Anggraini (2006) dan Raharjo (2013) meneliti faktor yang menentukan ekspor kopi Indonesia. Anggraini (2006) menyatakan bahwa Amerika Serikat merupakan sasaran ekspor yang menarik karena merupakan negara konsumen kopi terbesar dunia. Saat krisis moneter terjadi di Indonesia, pada periode 1996-1998, impor kopi Amerika Serikat dari Indonesia justru meningkat tertinggi dibanding empat negara terbesar pengimpor kopi, walaupun menurun di dua tahun berikutnya.
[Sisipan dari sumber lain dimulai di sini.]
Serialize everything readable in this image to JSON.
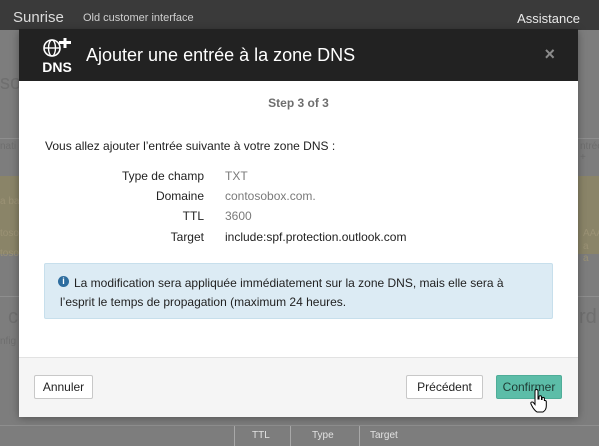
{
  "background": {
    "brand": "Sunrise",
    "subtitle": "Old customer interface",
    "help": "Assistance",
    "fragments": {
      "left_big_1": "so",
      "left_small_1": "nati",
      "left_warn_1": "a ba",
      "left_warn_2": "toso",
      "left_warn_3": "toso",
      "left_big_2": "c",
      "left_small_2": "nfig",
      "right_small_1": "ntrée +",
      "right_warn_1": "AAA",
      "right_warn_2": "a",
      "right_warn_3": "a",
      "right_big_1": "rd"
    },
    "table_headers": [
      "TTL",
      "Type",
      "Target"
    ]
  },
  "dialog": {
    "logo_text": "DNS",
    "title": "Ajouter une entrée à la zone DNS",
    "close_icon": "×",
    "step": "Step 3 of 3",
    "intro": "Vous allez ajouter l’entrée suivante à votre zone DNS :",
    "fields": [
      {
        "label": "Type de champ",
        "value": "TXT"
      },
      {
        "label": "Domaine",
        "value": "contosobox.com."
      },
      {
        "label": "TTL",
        "value": "3600"
      },
      {
        "label": "Target",
        "value": "include:spf.protection.outlook.com"
      }
    ],
    "info_text": "La modification sera appliquée immédiatement sur la zone DNS, mais elle sera à l’esprit le temps de propagation (maximum 24 heures.",
    "buttons": {
      "cancel": "Annuler",
      "previous": "Précédent",
      "confirm": "Confirmer"
    }
  },
  "colors": {
    "header_bg": "#222222",
    "confirm_bg": "#5cbda8",
    "info_bg": "#dcebf4",
    "overlay": "#7f7f7f"
  }
}
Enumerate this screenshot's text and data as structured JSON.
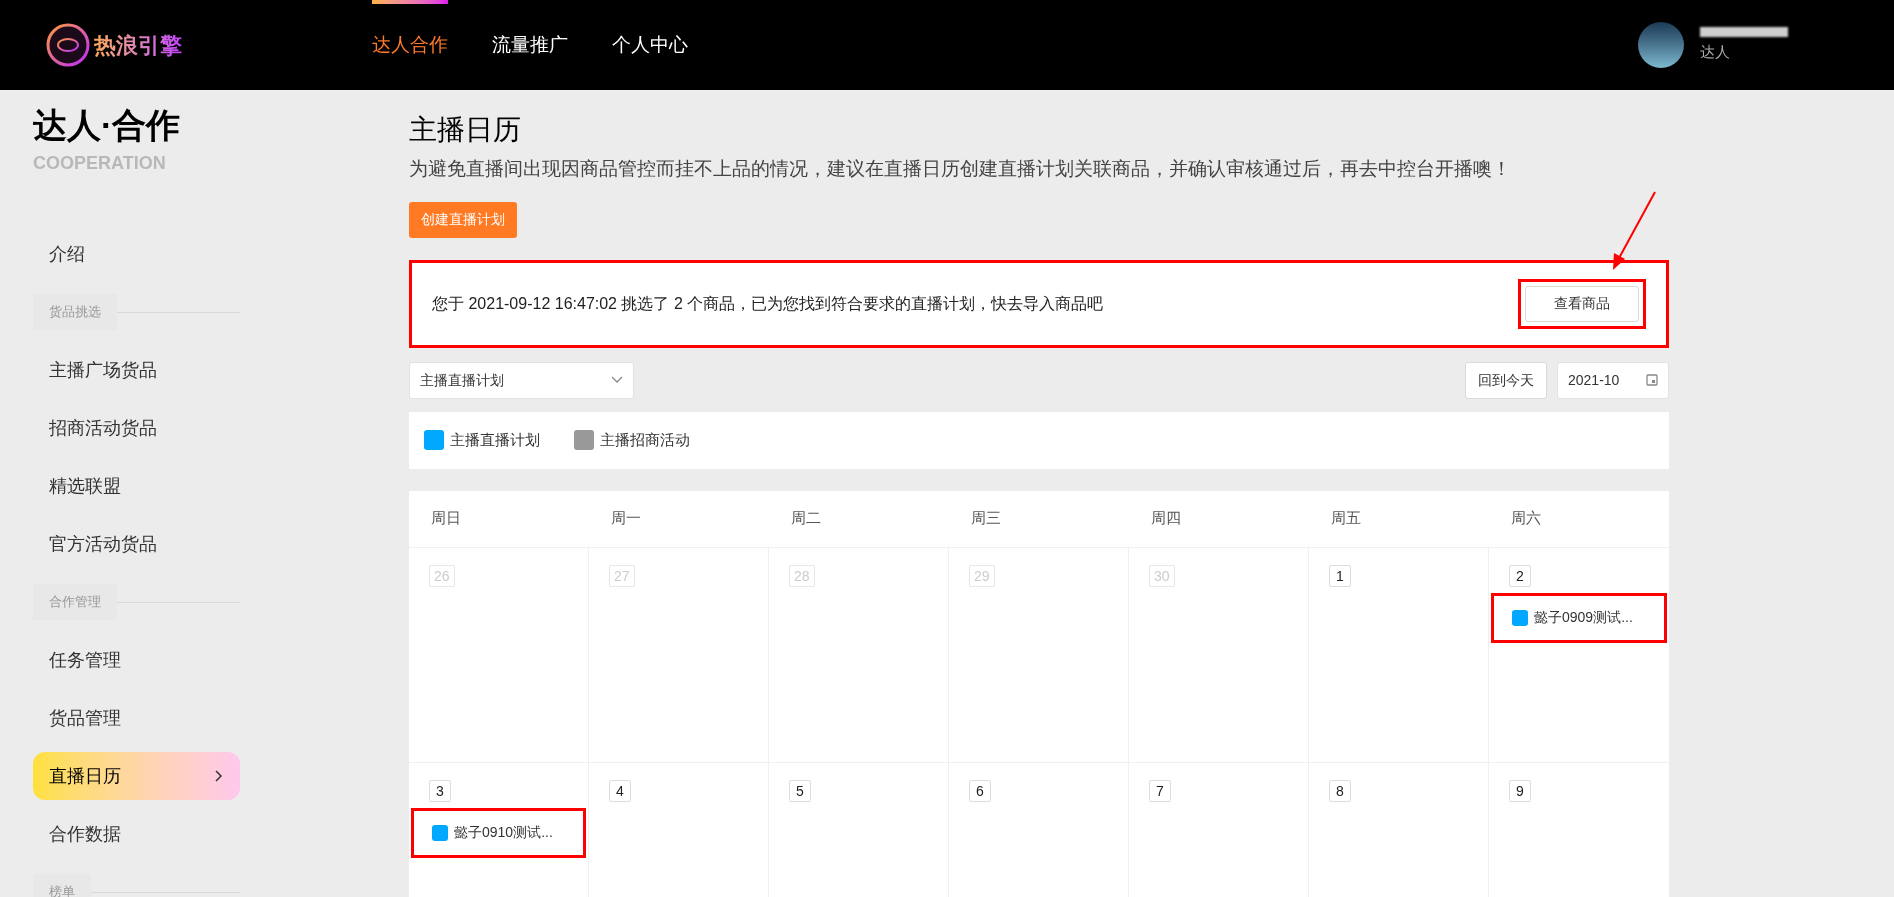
{
  "header": {
    "logo_text": "热浪引擎",
    "nav": [
      {
        "label": "达人合作",
        "selected": true
      },
      {
        "label": "流量推广",
        "selected": false
      },
      {
        "label": "个人中心",
        "selected": false
      }
    ],
    "user_role": "达人"
  },
  "sidebar": {
    "title": "达人·合作",
    "subtitle": "COOPERATION",
    "items": [
      {
        "kind": "item",
        "label": "介绍",
        "selected": false
      },
      {
        "kind": "section",
        "label": "货品挑选"
      },
      {
        "kind": "item",
        "label": "主播广场货品",
        "selected": false
      },
      {
        "kind": "item",
        "label": "招商活动货品",
        "selected": false
      },
      {
        "kind": "item",
        "label": "精选联盟",
        "selected": false
      },
      {
        "kind": "item",
        "label": "官方活动货品",
        "selected": false
      },
      {
        "kind": "section",
        "label": "合作管理"
      },
      {
        "kind": "item",
        "label": "任务管理",
        "selected": false
      },
      {
        "kind": "item",
        "label": "货品管理",
        "selected": false
      },
      {
        "kind": "item",
        "label": "直播日历",
        "selected": true
      },
      {
        "kind": "item",
        "label": "合作数据",
        "selected": false
      },
      {
        "kind": "section",
        "label": "榜单"
      }
    ]
  },
  "page": {
    "title": "主播日历",
    "description": "为避免直播间出现因商品管控而挂不上品的情况，建议在直播日历创建直播计划关联商品，并确认审核通过后，再去中控台开播噢！",
    "create_button": "创建直播计划"
  },
  "notice": {
    "text": "您于 2021-09-12 16:47:02 挑选了 2 个商品，已为您找到符合要求的直播计划，快去导入商品吧",
    "button": "查看商品"
  },
  "filter": {
    "select_value": "主播直播计划",
    "today_button": "回到今天",
    "month_value": "2021-10"
  },
  "legend": [
    {
      "label": "主播直播计划",
      "color": "#00a8ff"
    },
    {
      "label": "主播招商活动",
      "color": "#999999"
    }
  ],
  "calendar": {
    "weekdays": [
      "周日",
      "周一",
      "周二",
      "周三",
      "周四",
      "周五",
      "周六"
    ],
    "weeks": [
      [
        {
          "day": "26",
          "muted": true
        },
        {
          "day": "27",
          "muted": true
        },
        {
          "day": "28",
          "muted": true
        },
        {
          "day": "29",
          "muted": true
        },
        {
          "day": "30",
          "muted": true
        },
        {
          "day": "1",
          "muted": false
        },
        {
          "day": "2",
          "muted": false,
          "events": [
            {
              "title": "懿子0909测试...",
              "color": "#00a8ff"
            }
          ]
        }
      ],
      [
        {
          "day": "3",
          "muted": false,
          "events": [
            {
              "title": "懿子0910测试...",
              "color": "#00a8ff"
            }
          ]
        },
        {
          "day": "4",
          "muted": false
        },
        {
          "day": "5",
          "muted": false
        },
        {
          "day": "6",
          "muted": false
        },
        {
          "day": "7",
          "muted": false
        },
        {
          "day": "8",
          "muted": false
        },
        {
          "day": "9",
          "muted": false
        }
      ]
    ]
  }
}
Variabel dependen yang diteliti adalah pendapatan per kapita Amerika Serikat (tidak signifikan), harga kopi dunia (berpengaruh signifikan), harga teh dunia (berpengaruh signifikan), konsumsi kopi Amerika Serikat tahun sebelumnya (berpengaruh signifikan), nilai tukar Dolar terhadap Rupiah (tidak signifikan), jumlah penduduk Amerika Serikat (berpengaruh signifikan) terhadap terhadap permintaan ekspor kopi Amerika Serikat dari Indonesia sebagai variabel independen. Argumentasi yang diberikan karena tidak signifikannya peningkatan pendapatan per kapita AS terhadap permintaan ekspor produk kopi Indonesia diduga karena faktor food safety dari produk Indonesia yang masih berstatus “not guaranteed to pass the FDA”. Dengan demikian, saran yang diberikan antara lain dengan memenuhi persyaratan terkait kualitas, memperkuat hubungan bilateral, kemudahan regulasi, promosi, serta diversifikasi baik produk maupun negara tujuan lain agar tidak mengalami kebergantungan.

Raharjo (2013) memberikan hasil estimasi variabel dependen pada pengolahan data panel terhadap ekspor kopi Indonesia ke delapan negara yaitu : Amerika Serikat, Jerman, Jepang, Italia, Inggris, Malaysia, Singapura dan Aljazair. PDB riil, nilai tukar Rupiah terhadap Dollar, harga ritel kopi negara pengimpor memiliki pengaruh yang positif terhadap volume permintaan ekspor kopi Indonesia. sedangkan, variabel dummy krisis moneter tidak berpengaruh signifikan terhadap volume kopi Indonesia, ini membuktikan bahwa komoditas ekspor kopi merupakan tahan akan krisis.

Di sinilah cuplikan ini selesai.